Une chose est sûre, la rue Courte porte plutôt bien son nom. D’une longueur estimée à une cinquantaine de mètres seulement, ce petit couloir fait office de trait d’union entre deux artères du quartier Saint-Cyprien. Le passage, sombre et vétuste, semble s’être assoupi depuis un bon nombre d’années, figé dans un passé indéfini.
Tout commence pourtant dans le tumulte de la rive gauche, dès la sortie du Pont-Neuf. De ce côté de la Garonne, la ville bouillonne de bistrots et de petits restaurants. C’est dans une ambiance de brouhaha aux accents cosmopolites que les Toulousains se retrouvent pour un apéro qui se termine souvent bien après minuit. Mais dans ce quartier plein de vie, notre petite ruelle échappe radicalement à l’atmosphère tapageuse des alentours.
Bien que silencieuse, la rue Courte n’a pourtant pas la langue dans sa poche
Sur le mur du numéro deux, se mélangent des mots peints à la bombe ou griffonnés au marqueur : des billets maladroits parfois touchants, à demi effacés par le temps et les services de nettoyage.
En face, dans l’angle donnant sur la rue de la République, un immeuble arbore fièrement sa couleur jaune ponctuée de volets bleus. Avec ses allures de vieille princesse déchue, cette bâtisse qui devait autrefois illuminer l’entrée de la rue est aujourd’hui défigurée par le passage des années et la présence de climatiseurs extérieurs. La façade n’offre qu’une porte métallique derrière laquelle aucun espoir d’y trouver quelque beauté cachée ; tout laisse à penser qu’elle ouvre sur l’arrière-boutique d’une laverie automatique.
Les numéros défilent et les immeubles aux styles disparates se succèdent
La plupart sont modestes, ne grimpent pas bien haut. Certains arborent des briques sans charme, d’autres sont vêtus d’un crépi gris rongé par la mousse. Aux étages, la terrasse du numéro six arrive à capter quelques rayons de soleil, alors que le minuscule balcon du numéro huit n’a droit qu’à une semi-pénombre. Une plante verte s’y traine, cherchant visiblement à s’évader entre les barreaux de la rambarde.

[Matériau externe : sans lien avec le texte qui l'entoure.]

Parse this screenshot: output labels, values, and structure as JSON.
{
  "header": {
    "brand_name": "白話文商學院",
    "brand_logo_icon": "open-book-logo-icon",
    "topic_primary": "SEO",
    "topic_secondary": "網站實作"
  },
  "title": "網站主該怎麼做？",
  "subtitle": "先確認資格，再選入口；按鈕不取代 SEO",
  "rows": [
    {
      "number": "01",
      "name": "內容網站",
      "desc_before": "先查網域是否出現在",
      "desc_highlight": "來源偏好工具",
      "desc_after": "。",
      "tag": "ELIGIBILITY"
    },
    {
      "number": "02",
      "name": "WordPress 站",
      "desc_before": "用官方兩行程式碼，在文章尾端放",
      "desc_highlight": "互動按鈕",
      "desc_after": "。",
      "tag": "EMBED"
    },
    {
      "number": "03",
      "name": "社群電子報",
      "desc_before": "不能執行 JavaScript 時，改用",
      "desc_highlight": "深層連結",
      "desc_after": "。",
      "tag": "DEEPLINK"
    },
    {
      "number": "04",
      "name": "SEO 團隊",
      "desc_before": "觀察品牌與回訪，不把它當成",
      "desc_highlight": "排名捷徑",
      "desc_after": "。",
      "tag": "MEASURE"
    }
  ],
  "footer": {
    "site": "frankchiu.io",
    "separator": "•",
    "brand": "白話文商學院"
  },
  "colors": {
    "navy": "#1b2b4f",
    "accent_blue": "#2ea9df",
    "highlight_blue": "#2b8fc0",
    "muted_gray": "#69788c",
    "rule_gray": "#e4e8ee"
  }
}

Quelques pas de plus dans ce couloir devenu sombre et nous voilà déjà au milieu du parcours. Les trottoirs s’amenuisent nettement, grignotés par les angles biscornus des bâtiments. Les poubelles et les piliers métalliques n’arrangent rien à l’affaire et vont jusqu’à rendre la circulation des piétons définitivement impossible. Les quelques égarés qui empruntent cette ruelle ne s’y arrêtent donc pas, ils la traversent d’un pas pressé, sans un regard, sans attention et à raison.
Le bout de la rue Courte s’annonce toutefois plus lumineux et surtout plus animé
Des voix mêlées de rires se font entendre au croisement de la Grande Rue Saint Nicolas : des mamans et des poussettes forment une file d’attente gouailleuse au pied de la devanture bleue des Restos Bébé, un espace dédié aux familles en difficulté financière. Les parents s’y rassemblent, échangent, retrouvent le sourire, laissant derrière eux la rue Courte restée sombre, déserte et endormie.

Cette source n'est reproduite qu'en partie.